Lomé, 1er fév. (ATOP)- À Bonwaï, village situé à neuf kilomètres de Kétao dans la commune de Binah 2, le marketing social s’impose progressivement comme un levier de renforcement de la stratégie de vaccination des enfants. Au cœur de cette dynamique dans cette commune, Demon Abdou, Agent de santé communautaire (ASC), mène quotidiennement des actions de proximité pour identifier les enfants non ou incomplètement vaccinés afin de faciliter leur prise en charge.
Âgé de 43 ans, Demon Abdou sillonne inlassablement les concessions de son village. Deux à quatre heures par jour, plusieurs fois par semaine, il effectue du porte-à-porte afin de repérer les « enfants perdus de vue », ceux qui n’ont pas achevé ou commencé leur calendrier vaccinal. Cette approche communautaire s’inscrit dans la stratégie de marketing social initiée par les autorités togolaises, avec l’appui de l’UNICEF, visant à rapprocher les services de vaccination des populations.
Avec son cartable contenant des fiches de référence et de contre-référence, l’ASC vérifie les carnets de vaccination, sensibilise les mères sur l’importance du respect du calendrier vaccinal et oriente les cas identifiés vers le personnel de santé. « Quand je me rends dans un ménage, je vérifie les cartes de vaccination. Si un enfant est concerné, je remplis la fiche et je la remets à la maman.
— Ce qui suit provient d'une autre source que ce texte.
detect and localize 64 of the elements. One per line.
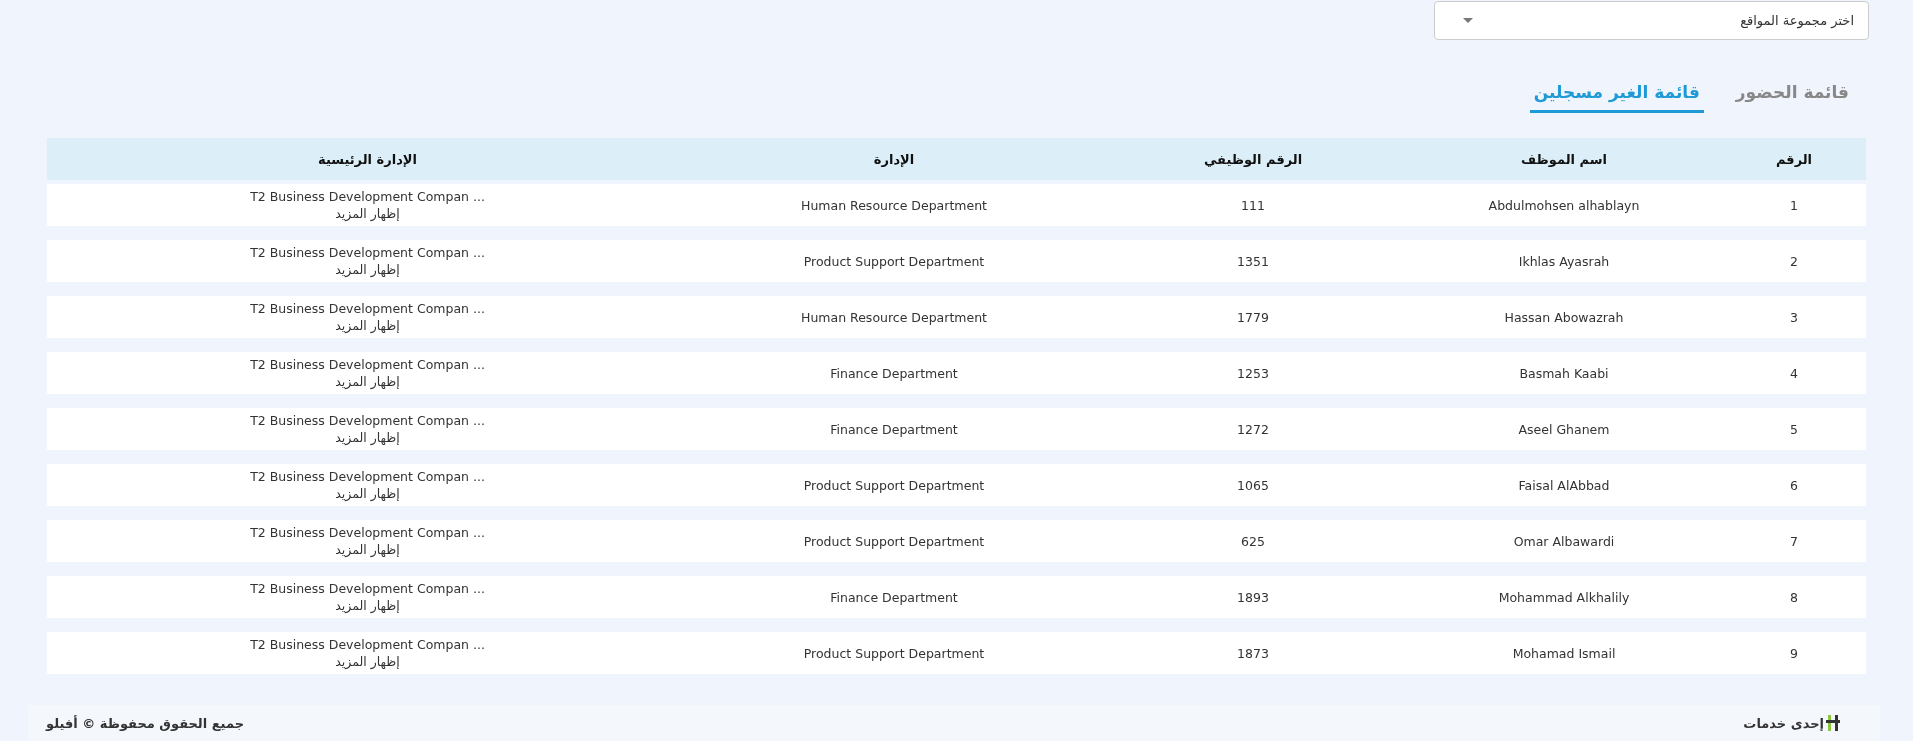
column-header: الرقم الوظيفي — [1203, 151, 1303, 167]
show-more-link[interactable]: إظهار المزيد — [335, 598, 400, 613]
logo-icon — [1826, 715, 1840, 731]
table-cell: 625 — [1241, 533, 1265, 549]
table-cell: Finance Department — [830, 589, 958, 605]
table-cell: Basmah Kaabi — [1519, 365, 1609, 381]
table-cell: Omar Albawardi — [1513, 533, 1615, 549]
table-cell: T2 Business Development Compan ... — [250, 357, 485, 372]
table-cell: 7 — [1790, 533, 1798, 549]
column-header: الرقم — [1775, 151, 1813, 167]
table-cell: Aseel Ghanem — [1518, 421, 1610, 437]
table-cell: 1779 — [1237, 309, 1269, 325]
table-cell: T2 Business Development Compan ... — [250, 413, 485, 428]
table-cell: Mohamad Ismail — [1512, 645, 1616, 661]
table-cell: 1253 — [1237, 365, 1269, 381]
table-cell: 9 — [1790, 645, 1798, 661]
table-cell: 1065 — [1237, 477, 1269, 493]
table-cell: 1351 — [1237, 253, 1269, 269]
table-cell: T2 Business Development Compan ... — [250, 245, 485, 260]
show-more-link[interactable]: إظهار المزيد — [335, 654, 400, 669]
table-cell: Abdulmohsen alhablayn — [1488, 197, 1640, 213]
table-cell: Product Support Department — [803, 253, 985, 269]
column-header: الإدارة — [873, 151, 915, 167]
table-cell: Ikhlas Ayasrah — [1518, 253, 1610, 269]
table-cell: 8 — [1790, 589, 1798, 605]
column-header: الإدارة الرئيسية — [318, 151, 417, 167]
table-cell: T2 Business Development Compan ... — [250, 469, 485, 484]
table-cell: 1 — [1790, 197, 1798, 213]
table-cell: Human Resource Department — [801, 309, 987, 325]
table-cell: 6 — [1790, 477, 1798, 493]
copyright-text: جميع الحقوق محفوظة © أفيلو — [46, 715, 244, 731]
table-cell: T2 Business Development Compan ... — [250, 301, 485, 316]
service-text: إحدى خدمات — [1743, 715, 1824, 731]
table-cell: 3 — [1790, 309, 1798, 325]
table-cell: T2 Business Development Compan ... — [250, 581, 485, 596]
show-more-link[interactable]: إظهار المزيد — [335, 542, 400, 557]
show-more-link[interactable]: إظهار المزيد — [335, 262, 400, 277]
show-more-link[interactable]: إظهار المزيد — [335, 318, 400, 333]
table-cell: Product Support Department — [803, 533, 985, 549]
table-cell: Product Support Department — [803, 645, 985, 661]
table-cell: 1272 — [1237, 421, 1269, 437]
table-cell: Hassan Abowazrah — [1504, 309, 1624, 325]
caret-icon — [1463, 18, 1473, 23]
table-cell: 2 — [1790, 253, 1798, 269]
table-cell: T2 Business Development Compan ... — [250, 525, 485, 540]
show-more-link[interactable]: إظهار المزيد — [335, 486, 400, 501]
table-cell: 1873 — [1237, 645, 1269, 661]
table-cell: Mohammad Alkhalily — [1498, 589, 1630, 605]
show-more-link[interactable]: إظهار المزيد — [335, 374, 400, 389]
table-cell: T2 Business Development Compan ... — [250, 637, 485, 652]
table-cell: Human Resource Department — [801, 197, 987, 213]
table-cell: Product Support Department — [803, 477, 985, 493]
table-cell: 5 — [1790, 421, 1798, 437]
show-more-link[interactable]: إظهار المزيد — [335, 206, 400, 221]
column-header: اسم الموظف — [1521, 151, 1607, 167]
table-cell: 4 — [1790, 365, 1798, 381]
table-cell: Finance Department — [830, 421, 958, 437]
table-cell: T2 Business Development Compan ... — [250, 189, 485, 204]
table-cell: Faisal AlAbbad — [1518, 477, 1610, 493]
table-cell: 1893 — [1237, 589, 1269, 605]
site-group-select[interactable]: اختر مجموعة المواقع — [1434, 1, 1869, 40]
show-more-link[interactable]: إظهار المزيد — [335, 430, 400, 445]
table-cell: 111 — [1241, 197, 1265, 213]
table-cell: Finance Department — [830, 365, 958, 381]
J’enregistre ensuite les données sur mon téléphone à l’aide de l’application Kobo Collect et je les transmets à l’infirmier pour la prise en charge », explique-t-il.
Lorsque plusieurs enfants sont recensés dans une même zone, le responsable de la vaccination se déplace sur le terrain pour administrer les doses nécessaires, rapprochant ainsi les soins des bénéficiaires.
Un engagement communautaire au prix de sacrifices
Agriculteur-éleveur de profession, Demon Abdou concilie difficilement ses activités génératrices de revenus et son rôle d’agent communautaire. « Pour une sortie, je visite une dizaine de maisons. Je revisite plusieurs fois certains ménages pour pouvoir rencontrer les mamans. Ce travail nous prend du temps. C’est un sacrifice de notre village, nous ne pouvons pas abandonner », confie-t-il avec détermination.
Désigné par sa communauté pour servir de relais entre le centre de santé de Kétao et les populations, Demon Abdou a accepté cette responsabilité par sens du devoir. « Nous étions plusieurs au départ, mais beaucoup ont abandonné. J’ai continué parce que la communauté compte sur moi », relate-t-il.
Au-delà de la recherche des enfants non vaccinés, l’ASC participe également au dépistage du paludisme et de la malnutrition chez les enfants, contribuant ainsi à une prise en charge globale de la santé communautaire. Toutefois, il plaide pour une régularité de la motivation financière promise, afin de poursuivre son engagement dans de meilleures conditions.
Des résultats visibles sur le terrain
Les effets du marketing social sont perceptibles à Bonwaï. M. Saliou Soulemane, chef du village, témoigne des changements observés. « Avant certaines femmes n’aimaient pas amener leurs enfants pour la vaccination et ces derniers étaient régulièrement malades. Cinq sur dix enfants perdaient la vie. Maintenant, les femmes ont compris l’importance de la vaccination, les enfants se portent bien », se réjouit-il.
Reconnaissant, le chef de Bonwaï salue l’initiative et l’engagement des acteurs communautaires. Il formule le vœu que les partenaires et les autorités accordent davantage de moyens au projet de marketing social afin de pérenniser cette action salvatrice pour le bien-être des enfants et, plus largement, de toute la population.